The display of material from the Ramseyer-Northern Bible Society Museum Collection at the Library for the second quarter of the year, April through June 1998, is on the original manuscripts of the Bible.
Of course, the Library does not have any original Bible manuscripts,
but it has
items which illustrate the sources from which the Biblical texts come, and from which information can be derived which shows how we got our present Bible and what some of the problems are with respect to accurate translation and accurate information on which to base the interpretation of the translations which are being constantly made.
Shown are examples of the original Hebrew canon of the Torah, the Prophets and the Writings, both in manuscript and in print, the Aramaic Targum and the Greek Septuagint. A facsimile of one of the Dead Sea Scrolls is shown, with comments on the difference in interpretation which they have brought to Scriptural work.
Also included are the first printing of the Vulgate by Gutenberg, and examples of early Greek printing, as well as a listing of all the extant early Greek manuscripts from which modern efforts at translation are made.
The Dead Sea Scrolls
The discovery of scrolls in caves at Qumran by the Dead Sea in the 1940's became a source of interest to the public and dispute among scholars over several issues. These scrolls were partly Biblical manuscripts, some of them 1,000 years older than any previously known. The more sensational reports, eagerly transmitted by the tabloid press, were that some of the documents were being suppressed (usually by the Vatican, it was reported) because they threw damaging light on the basis of Christianity. Some offered prophecies of the rise of Hitler, the end of the world, and so on.
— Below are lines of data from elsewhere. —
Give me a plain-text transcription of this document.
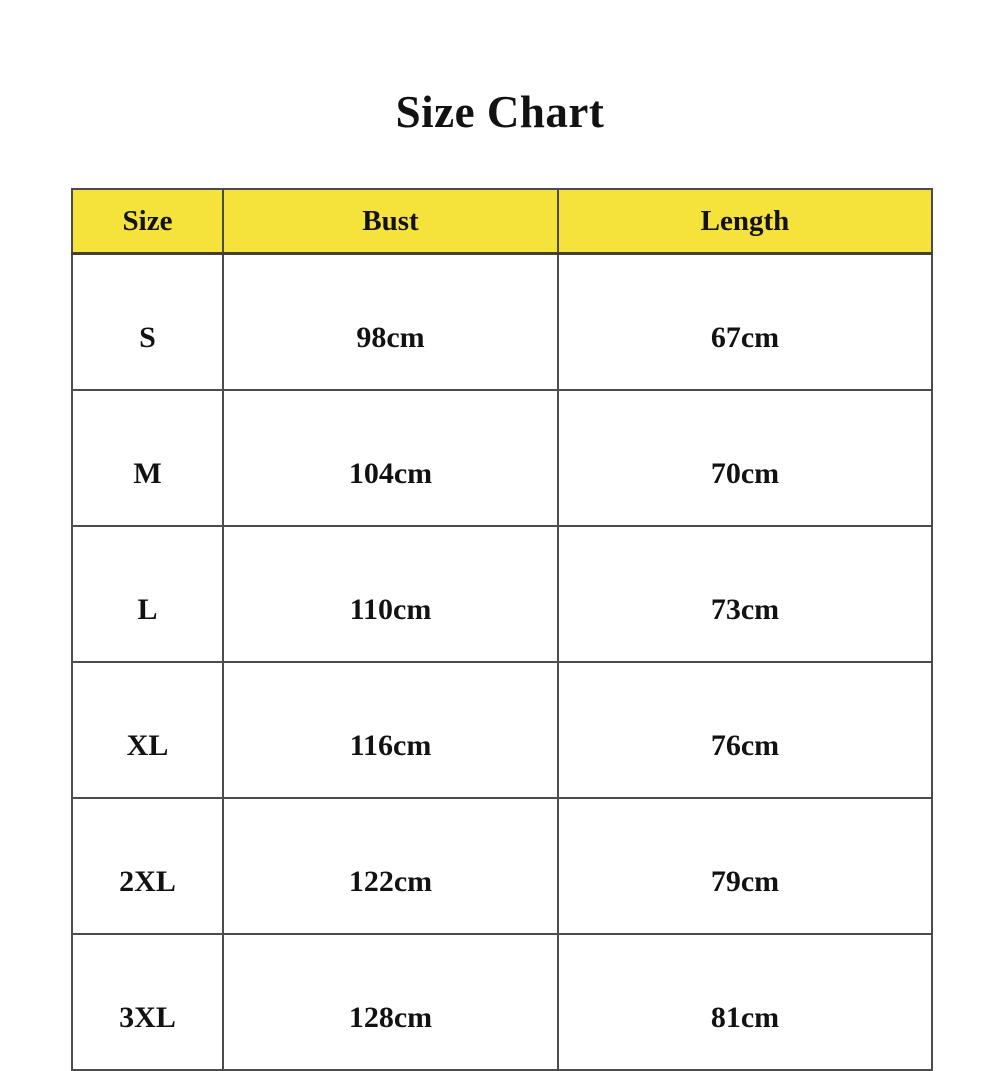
Size Chart
Size	Bust	Length
S	98cm	67cm
M	104cm	70cm
L	110cm	73cm
XL	116cm	76cm
2XL	122cm	79cm
3XL	128cm	81cm
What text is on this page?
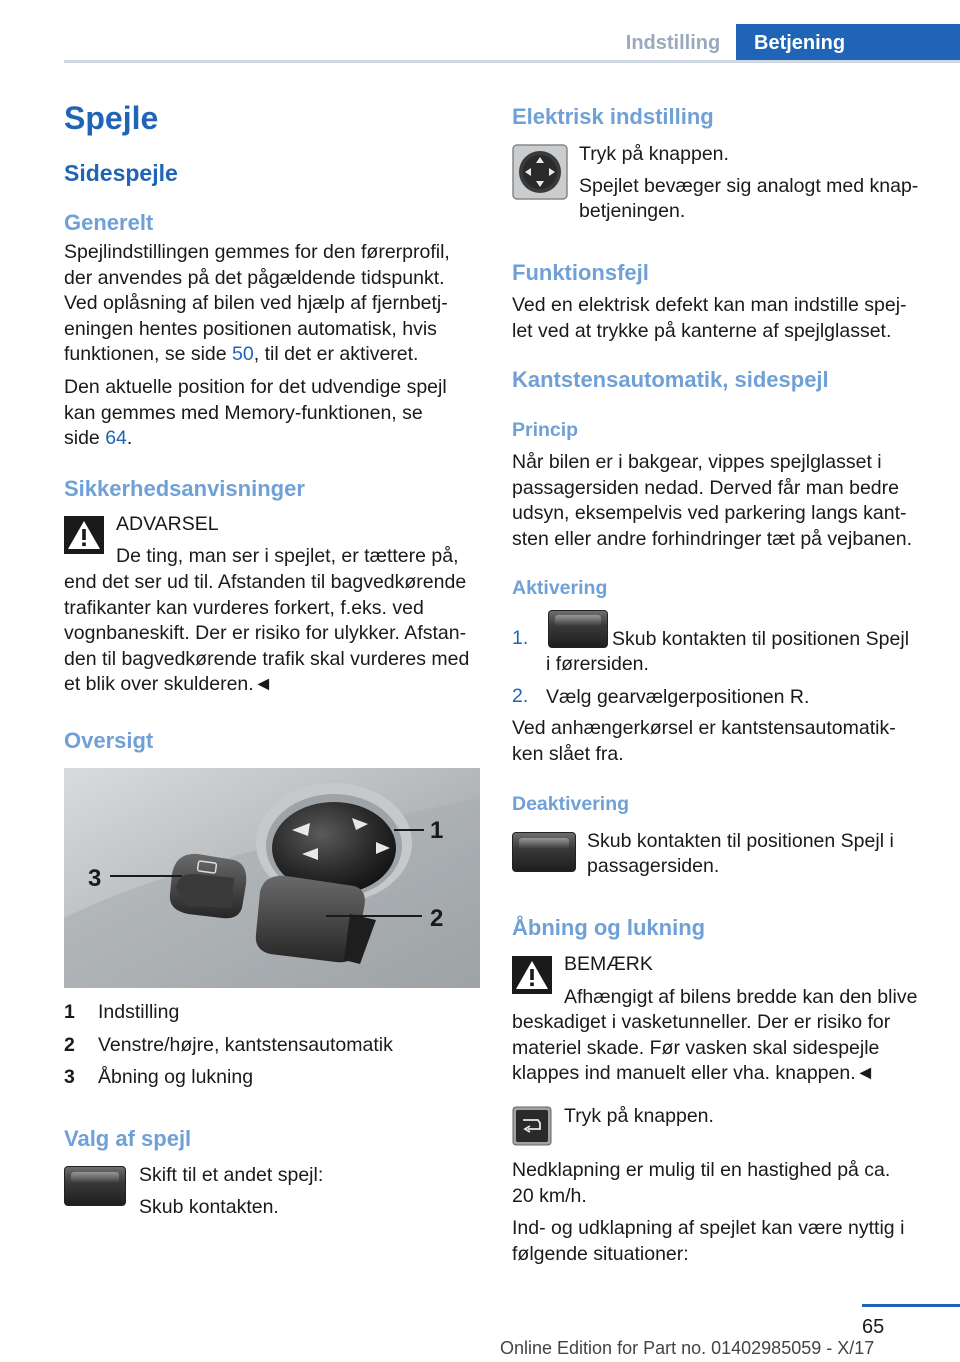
Indstilling	Betjening
Spejle
Sidespejle
Generelt
Spejlindstillingen gemmes for den førerprofil,
der anvendes på det pågældende tidspunkt.
Ved oplåsning af bilen ved hjælp af fjernbetj‐
eningen hentes positionen automatisk, hvis
funktionen, se side 50, til det er aktiveret.
Den aktuelle position for det udvendige spejl
kan gemmes med Memory-funktionen, se
side 64.
Sikkerhedsanvisninger
ADVARSEL
De ting, man ser i spejlet, er tættere på,
end det ser ud til. Afstanden til bagvedkørende
trafikanter kan vurderes forkert, f.eks. ved
vognbaneskift. Der er risiko for ulykker. Afstan‐
den til bagvedkørende trafik skal vurderes med
et blik over skulderen.◄
Oversigt
1
2
3
1 Indstilling
2 Venstre/højre, kantstensautomatik
3 Åbning og lukning
Valg af spejl
Skift til et andet spejl:
Skub kontakten.
Elektrisk indstilling
Tryk på knappen.
Spejlet bevæger sig analogt med knap‐
betjeningen.
Funktionsfejl
Ved en elektrisk defekt kan man indstille spej‐
let ved at trykke på kanterne af spejlglasset.
Kantstensautomatik, sidespejl
Princip
Når bilen er i bakgear, vippes spejlglasset i
passagersiden nedad. Derved får man bedre
udsyn, eksempelvis ved parkering langs kant‐
sten eller andre forhindringer tæt på vejbanen.
Aktivering
1.	Skub kontakten til positionen Spejl
i førersiden.
2. Vælg gearvælgerpositionen R.
Ved anhængerkørsel er kantstensautomatik‐
ken slået fra.
Deaktivering
Skub kontakten til positionen Spejl i
passagersiden.
Åbning og lukning
BEMÆRK
Afhængigt af bilens bredde kan den blive
beskadiget i vasketunneller. Der er risiko for
materiel skade. Før vasken skal sidespejle
klappes ind manuelt eller vha. knappen.◄
Tryk på knappen.
Nedklapning er mulig til en hastighed på ca.
20 km/h.
Ind- og udklapning af spejlet kan være nyttig i
følgende situationer:
65
Online Edition for Part no. 01402985059 - X/17
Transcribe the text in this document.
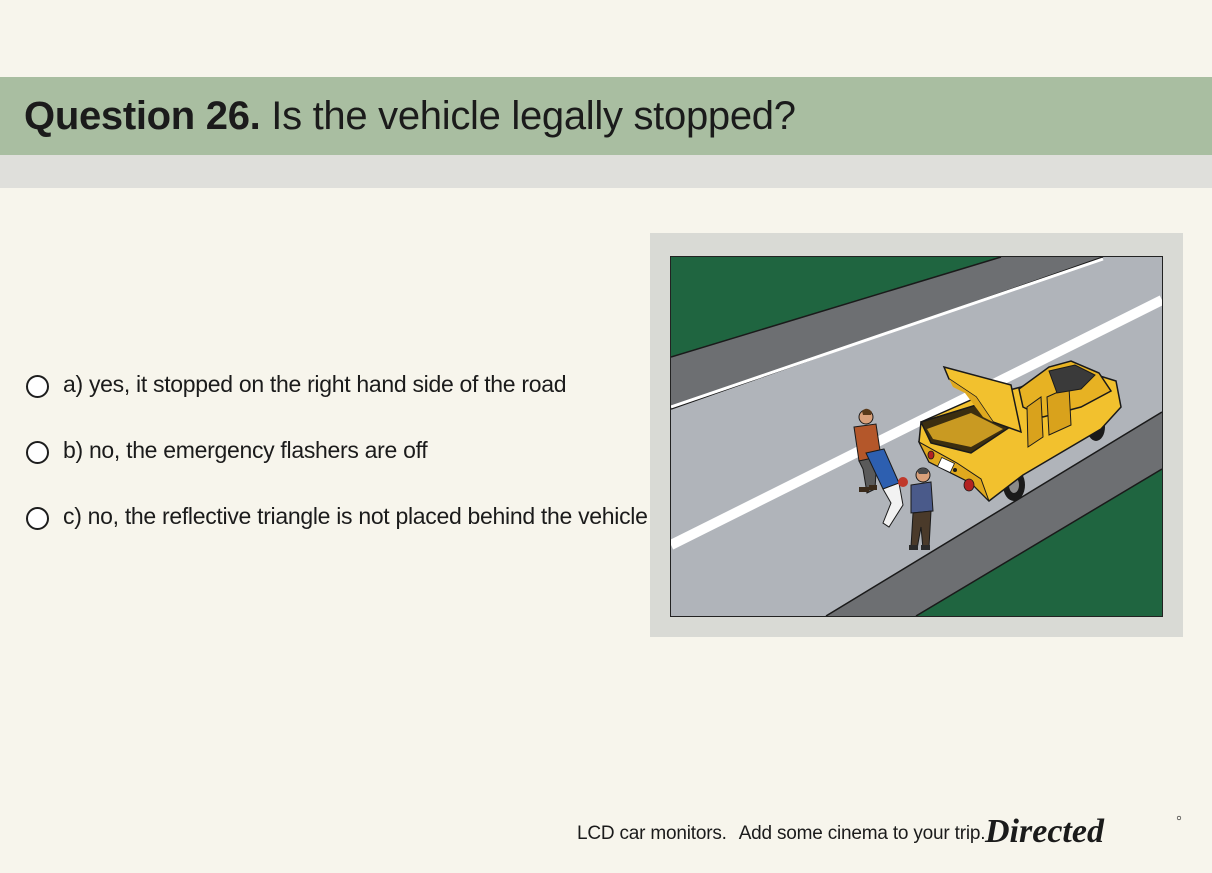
Question 26. Is the vehicle legally stopped?
a) yes, it stopped on the right hand side of the road
b) no, the emergency flashers are off
c) no, the reflective triangle is not placed behind the vehicle
LCD car monitors. Add some cinema to your trip. Directed
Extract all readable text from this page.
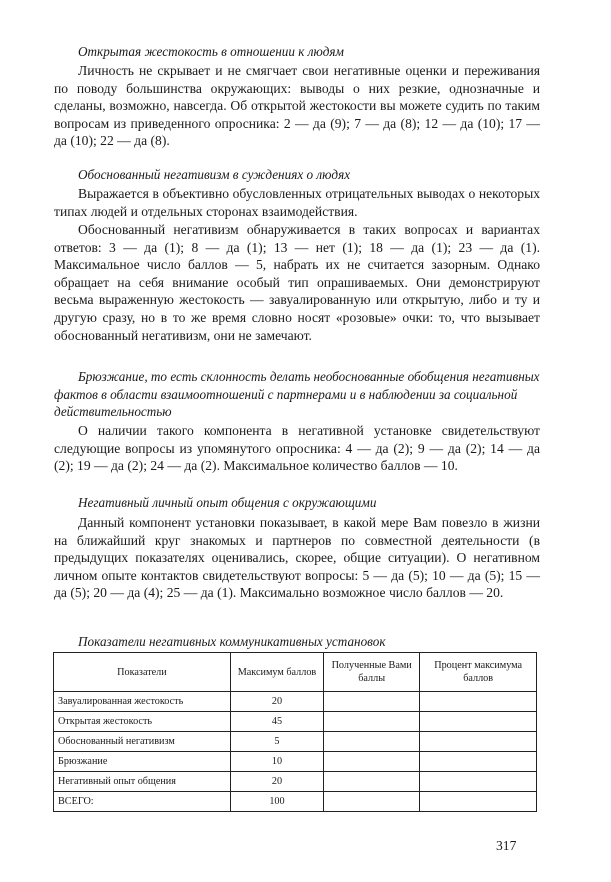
Открытая жестокость в отношении к людям

Личность не скрывает и не смягчает свои негативные оценки и переживания по поводу большинства окружающих: выводы о них резкие, однозначные и сделаны, возможно, навсегда. Об открытой жестокости вы можете судить по таким вопросам из приведенного опросника: 2 — да (9); 7 — да (8); 12 — да (10); 17 — да (10); 22 — да (8).

Обоснованный негативизм в суждениях о людях

Выражается в объективно обусловленных отрицательных выводах о некоторых типах людей и отдельных сторонах взаимодействия.

Обоснованный негативизм обнаруживается в таких вопросах и вариантах ответов: 3 — да (1); 8 — да (1); 13 — нет (1); 18 — да (1); 23 — да (1). Максимальное число баллов — 5, набрать их не считается зазорным. Однако обращает на себя внимание особый тип опрашиваемых. Они демонстрируют весьма выраженную жестокость — завуалированную или открытую, либо и ту и другую сразу, но в то же время словно носят «розовые» очки: то, что вызывает обоснованный негативизм, они не замечают.

Брюзжание, то есть склонность делать необоснованные обобщения негативных фактов в области взаимоотношений с партнерами и в наблюдении за социальной действительностью

О наличии такого компонента в негативной установке свидетельствуют следующие вопросы из упомянутого опросника: 4 — да (2); 9 — да (2); 14 — да (2); 19 — да (2); 24 — да (2). Максимальное количество баллов — 10.

Негативный личный опыт общения с окружающими

Данный компонент установки показывает, в какой мере Вам повезло в жизни на ближайший круг знакомых и партнеров по совместной деятельности (в предыдущих показателях оценивались, скорее, общие ситуации). О негативном личном опыте контактов свидетельствуют вопросы: 5 — да (5); 10 — да (5); 15 — да (5); 20 — да (4); 25 — да (1). Максимально возможное число баллов — 20.

Показатели негативных коммуникативных установок
Показатели	Максимум баллов	Полученные Вами баллы	Процент максимума баллов
Завуалированная жестокость	20		
Открытая жестокость	45		
Обоснованный негативизм	5		
Брюзжание	10		
Негативный опыт общения	20		
ВСЕГО:	100		
317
In academic circles, aspects of personal animosity and academic jealousy held up the publication of assessment and translation, but when all was finally revealed, much valuable information developed. In particular it was shown that the Septuagint version of the Hebrew Canon was probably more accurate, or at least closer to the original, than the Masoretic version which was assembled as an "authorized" canon during the 1st century CE. Textual errors could thus be found and corrected in the Old Testament. There were also non-canonical documents among the finds which threw new light on the period from 100 BCE to 100 CE and gave us a better sense of religious developments and attitudes during the period of the formation of Christianity.